Meditation may be a new trendy buzzword, but the practice of settling your mind has developed over many centuries in several philosophical and religious traditions. Let’s take a walk down Meditation Memory Lane!

C.5000-3500 BCE: Wall art showing people seated in meditative positions (including half-closed eyes) appears in the Indus Valley in South Asia. The art has been linked to the Hindu tradition.

C.1500 BCE: The Vedas were written. The ancient Hindu scripture is the oldest written evidence of meditation. Many recognizable (and popular) Yogic lineages began with the Vedas and continue to thrive today, especially the modern Yoga movement which emphasizes postures and breathing.

600-500 BCE: Laozi, the Chinese sage, established Taoism in China. Taoism sinks to find harmony in nature (Tao), cultivate energy (qi), and find balance. Taoist practitioners developed many meditative practices, such as Tai Chi.

600-400 BCE: About the same time as the development of Taoism, Mahavira founded Jainism in India and Confucius began Confucianism in China. Both traditions practiced meditative techniques such as Preksha Dhyana (Soul Insight) and Jingzuo (Quiet Sitting) which still exist and are practiced today.

600-400 BCE: At the same time as Taoism, Jainism, and Confucianism, Siddhartha Gautama (eventually known as Buddha) learned meditation from Yogis. He later created his own meditative philosophy to overcome suffering and move toward enlightenment. The Loving-Kindness meditation is still being practiced today!

327-325 BCE: After military exploits in India, Alexander the Great is believed to have brought the Sages and Yogis of India in contact with Greek philosophers. Through this exchange, the Greeks developed their own forms of meditation, such as navel-gazing (omphaloskepsis).

C.300 – 600: Christian Mystics create their own form of meditation, mostly in a mantra-repeating manner using the repetition of a religious word or phrase. The meditative practice of Lectio Divina is widely practiced by Benedictine monks.

C.527: Zazen is created by a Buddhist monk, Bodhidharma, who traveled from India to China. It is still widely practiced today.

C.600s: Sufism, the mystical branch of Islam, practices meditation based on breathing, mantra, and gazing. The practice of Sufi Whirling (Samazen) is a form of moving meditation that is still practiced in Turkey.

900-1300: Jesus Prayer is developed in Greece in the Hesychasm Christian tradition.
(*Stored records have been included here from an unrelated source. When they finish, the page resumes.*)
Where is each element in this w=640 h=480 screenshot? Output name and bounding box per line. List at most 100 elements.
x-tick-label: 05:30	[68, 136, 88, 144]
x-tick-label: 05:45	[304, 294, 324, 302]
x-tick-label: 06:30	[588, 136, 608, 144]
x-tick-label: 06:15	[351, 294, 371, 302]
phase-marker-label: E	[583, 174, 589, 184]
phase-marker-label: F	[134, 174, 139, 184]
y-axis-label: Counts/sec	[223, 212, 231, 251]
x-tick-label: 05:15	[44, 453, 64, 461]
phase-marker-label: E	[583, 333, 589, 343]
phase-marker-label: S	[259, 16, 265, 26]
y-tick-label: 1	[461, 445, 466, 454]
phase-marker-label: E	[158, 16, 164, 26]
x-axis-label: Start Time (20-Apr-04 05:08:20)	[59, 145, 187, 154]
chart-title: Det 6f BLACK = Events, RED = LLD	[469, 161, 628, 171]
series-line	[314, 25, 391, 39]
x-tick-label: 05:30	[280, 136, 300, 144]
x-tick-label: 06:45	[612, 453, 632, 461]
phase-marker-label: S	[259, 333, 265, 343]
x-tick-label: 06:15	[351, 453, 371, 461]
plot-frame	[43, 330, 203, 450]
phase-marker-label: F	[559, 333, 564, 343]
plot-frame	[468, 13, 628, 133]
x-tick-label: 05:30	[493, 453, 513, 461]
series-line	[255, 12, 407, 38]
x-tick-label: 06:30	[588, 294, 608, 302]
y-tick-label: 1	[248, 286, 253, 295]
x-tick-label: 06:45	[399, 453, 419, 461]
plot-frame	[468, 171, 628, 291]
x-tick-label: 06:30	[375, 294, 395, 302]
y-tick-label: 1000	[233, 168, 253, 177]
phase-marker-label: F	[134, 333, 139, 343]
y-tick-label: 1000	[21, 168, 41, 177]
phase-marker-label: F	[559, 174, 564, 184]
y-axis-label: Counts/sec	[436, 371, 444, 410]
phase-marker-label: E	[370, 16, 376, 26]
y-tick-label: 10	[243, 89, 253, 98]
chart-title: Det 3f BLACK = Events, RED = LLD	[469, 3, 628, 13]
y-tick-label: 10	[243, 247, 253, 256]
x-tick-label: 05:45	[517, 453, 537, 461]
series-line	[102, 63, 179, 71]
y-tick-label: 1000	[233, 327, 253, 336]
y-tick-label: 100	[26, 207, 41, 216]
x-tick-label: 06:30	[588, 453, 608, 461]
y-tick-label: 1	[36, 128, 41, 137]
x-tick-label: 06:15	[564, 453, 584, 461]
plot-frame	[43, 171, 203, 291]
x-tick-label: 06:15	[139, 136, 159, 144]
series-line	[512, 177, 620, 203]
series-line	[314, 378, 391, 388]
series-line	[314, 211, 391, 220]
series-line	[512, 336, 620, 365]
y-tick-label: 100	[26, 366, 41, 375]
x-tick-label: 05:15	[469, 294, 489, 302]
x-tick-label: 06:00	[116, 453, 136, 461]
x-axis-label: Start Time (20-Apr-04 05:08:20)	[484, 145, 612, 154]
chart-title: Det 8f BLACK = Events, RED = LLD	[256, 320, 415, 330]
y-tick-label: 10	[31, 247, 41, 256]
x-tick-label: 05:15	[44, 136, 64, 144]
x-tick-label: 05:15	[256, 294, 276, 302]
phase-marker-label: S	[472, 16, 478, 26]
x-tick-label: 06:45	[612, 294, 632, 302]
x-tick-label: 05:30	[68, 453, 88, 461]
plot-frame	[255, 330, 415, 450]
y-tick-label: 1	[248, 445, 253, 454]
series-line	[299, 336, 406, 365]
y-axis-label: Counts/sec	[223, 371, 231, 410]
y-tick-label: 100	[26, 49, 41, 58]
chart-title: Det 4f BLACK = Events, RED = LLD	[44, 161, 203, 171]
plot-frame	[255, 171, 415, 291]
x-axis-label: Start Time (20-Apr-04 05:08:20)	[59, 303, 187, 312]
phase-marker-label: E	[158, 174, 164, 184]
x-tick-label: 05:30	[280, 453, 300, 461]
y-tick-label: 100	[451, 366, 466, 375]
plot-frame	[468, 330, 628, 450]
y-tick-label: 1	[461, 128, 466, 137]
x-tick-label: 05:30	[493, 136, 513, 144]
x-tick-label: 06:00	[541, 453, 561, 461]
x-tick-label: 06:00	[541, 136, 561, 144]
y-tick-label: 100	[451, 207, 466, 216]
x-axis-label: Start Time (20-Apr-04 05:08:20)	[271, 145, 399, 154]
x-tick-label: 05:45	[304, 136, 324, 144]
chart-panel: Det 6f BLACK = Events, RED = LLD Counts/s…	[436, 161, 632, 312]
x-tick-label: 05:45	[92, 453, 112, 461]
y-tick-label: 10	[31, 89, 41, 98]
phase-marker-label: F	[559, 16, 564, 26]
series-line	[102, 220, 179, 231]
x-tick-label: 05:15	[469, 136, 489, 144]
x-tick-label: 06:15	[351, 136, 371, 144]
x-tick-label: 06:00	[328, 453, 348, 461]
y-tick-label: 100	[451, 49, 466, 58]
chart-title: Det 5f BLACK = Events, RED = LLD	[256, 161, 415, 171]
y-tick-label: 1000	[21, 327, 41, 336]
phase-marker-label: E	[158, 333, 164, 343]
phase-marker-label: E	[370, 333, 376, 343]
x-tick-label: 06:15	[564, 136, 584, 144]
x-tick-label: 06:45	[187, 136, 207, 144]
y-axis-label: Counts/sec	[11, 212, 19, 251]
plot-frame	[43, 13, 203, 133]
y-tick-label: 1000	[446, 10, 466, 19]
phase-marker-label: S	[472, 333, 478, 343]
This group of Christians may have been influenced by the practices of Sufis or Indians.

1200s: The Jewish mystical tradition of Kabbalah develops its own meditative practices based on deep contemplation of philosophical principles, names of God, and the Tree of Life.

1700-1800s: The Upanishads, Bhagavad Gita, and other Eastern philosophical texts are translated into European languages and have become a topic of study for intellectuals. in 1893, Hindu missionary Swami Vivekananda presents at the World Parliament of Religions in Chicago, thereby stimulating an interest in Yoga and meditation in the West.

1900s: Several spiritual teachers come to the United States (Paramahansa Yogananda, Maharishi Mahesh Yogi, Swami Rama). Meditation begins to be taught in a simpler, Westernized way separated from its spiritual context.

1930s-1980s: Scientists begin to study meditation and its effects on the brain. This causes the practice to move even further from its spiritual roots.

Today: Meditation is mainstream and has been proven to benefit the body, mind, and general wellness.